Emergent narrative is een verhaal dat niet door de makers van een spel is gecreëerd, maar

op natuurlijke wijze verschijnt door het spelen van het spel. Crusader Kings II, dat in hoofdstuk 3 uitgebreid aan bod zal komen, is een strategiespel dat deze vorm van narratief bevat. Het spel is gesitueerd in een geografisch gebied dat loopt van Ierland tot India en Noord-Afrika tot Scandinavië, en behelst een tijdsspanne die loopt van 769 tot 1453. De speler heeft als taak een dynastie te leiden door de eeuwen heen. Er zijn geen vastgestelde doelen in het spel, alleen een verliesconditie: als de dynastie uitsterft, is het spel voorbij.
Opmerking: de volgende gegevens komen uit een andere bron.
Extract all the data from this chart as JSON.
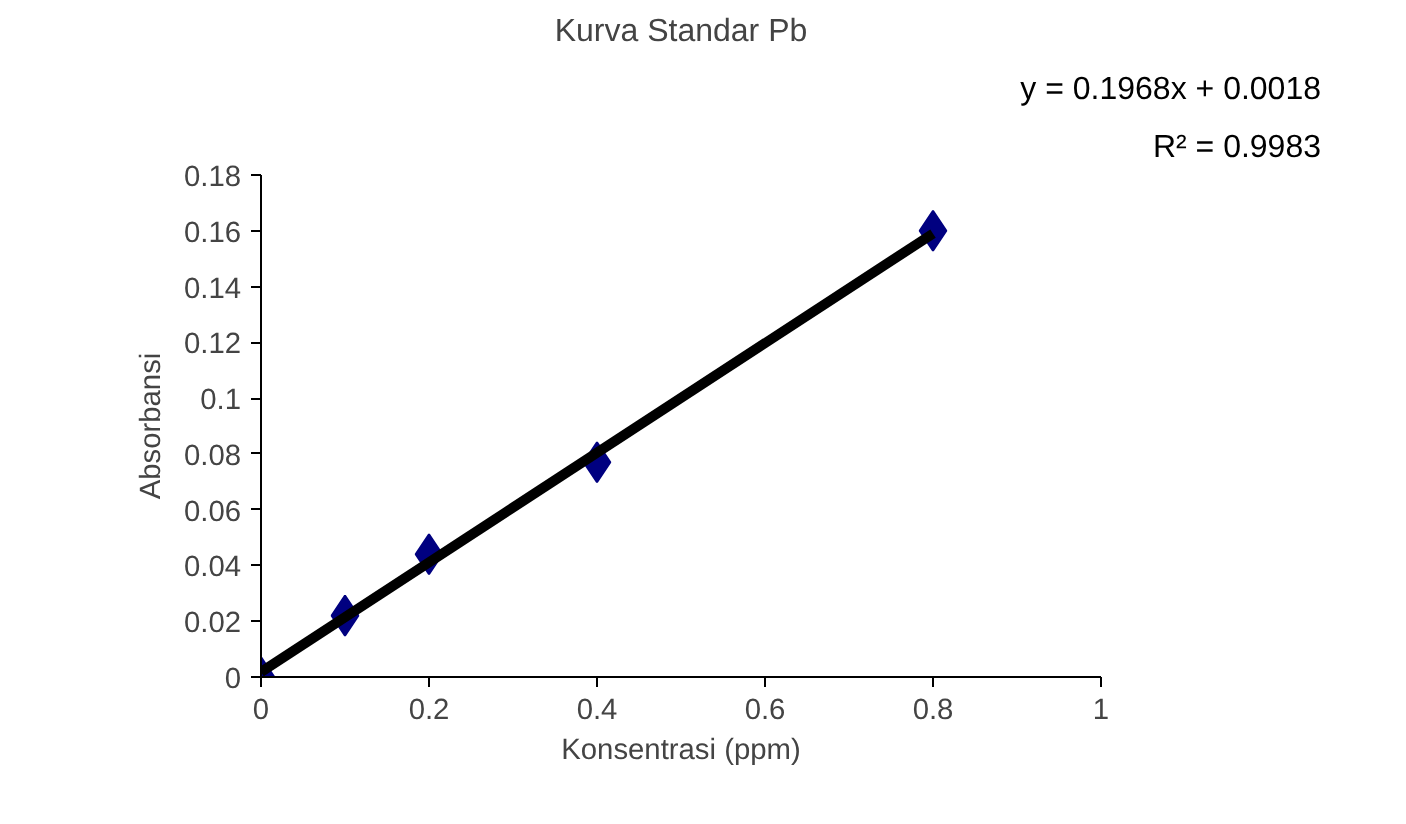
{
  "chart_data": {
    "type": "scatter",
    "title": "Kurva Standar Pb",
    "xlabel": "Konsentrasi (ppm)",
    "ylabel": "Absorbansi",
    "x": [
      0,
      0.1,
      0.2,
      0.4,
      0.8
    ],
    "series": [
      {
        "type": "scatter",
        "color": "#000080",
        "values": [
          0,
          0.022,
          0.044,
          0.077,
          0.16
        ],
        "marker": "diamond"
      },
      {
        "type": "line",
        "color": "#000000",
        "x": [
          0,
          0.8
        ],
        "values": [
          0.0018,
          0.159
        ],
        "line_style": "solid"
      }
    ],
    "annotations": [
      "y = 0.1968x + 0.0018",
      "R² = 0.9983"
    ],
    "xlim": [
      0,
      1
    ],
    "ylim": [
      0,
      0.18
    ],
    "xticks": [
      0,
      0.2,
      0.4,
      0.6,
      0.8,
      1
    ],
    "yticks": [
      0,
      0.02,
      0.04,
      0.06,
      0.08,
      0.1,
      0.12,
      0.14,
      0.16,
      0.18
    ],
    "grid": false
  }
}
Wel houdt het spel voor elke dynastie een score bij aan de hand van verzameld prestige, dat verkregen kan worden door bijvoorbeeld een hogere titel te verwerven, meer land te veroveren, te trouwen met een vooraanstaande familie, op kruistocht te gaan of andere handelingen. Hierdoor wordt de speler aangestuurd om op zoek te gaan naar manieren om een zo hoog mogelijke score te behalen, maar dit is geen verplichting. Het interessante aan het spel is dat willekeur een grote rol speelt en de speler veelal reactief bezig is in plaats van actief. Het spel bevat honderden zogeheten random events, gebeurtenissen die op elk willekeurig moment kunnen voorkomen, afhankelijk van de omstandigheden. De algoritmes achter het spel bepalen of en wanneer deze gebeurtenissen plaats hebben, en de speler dient erop te reageren.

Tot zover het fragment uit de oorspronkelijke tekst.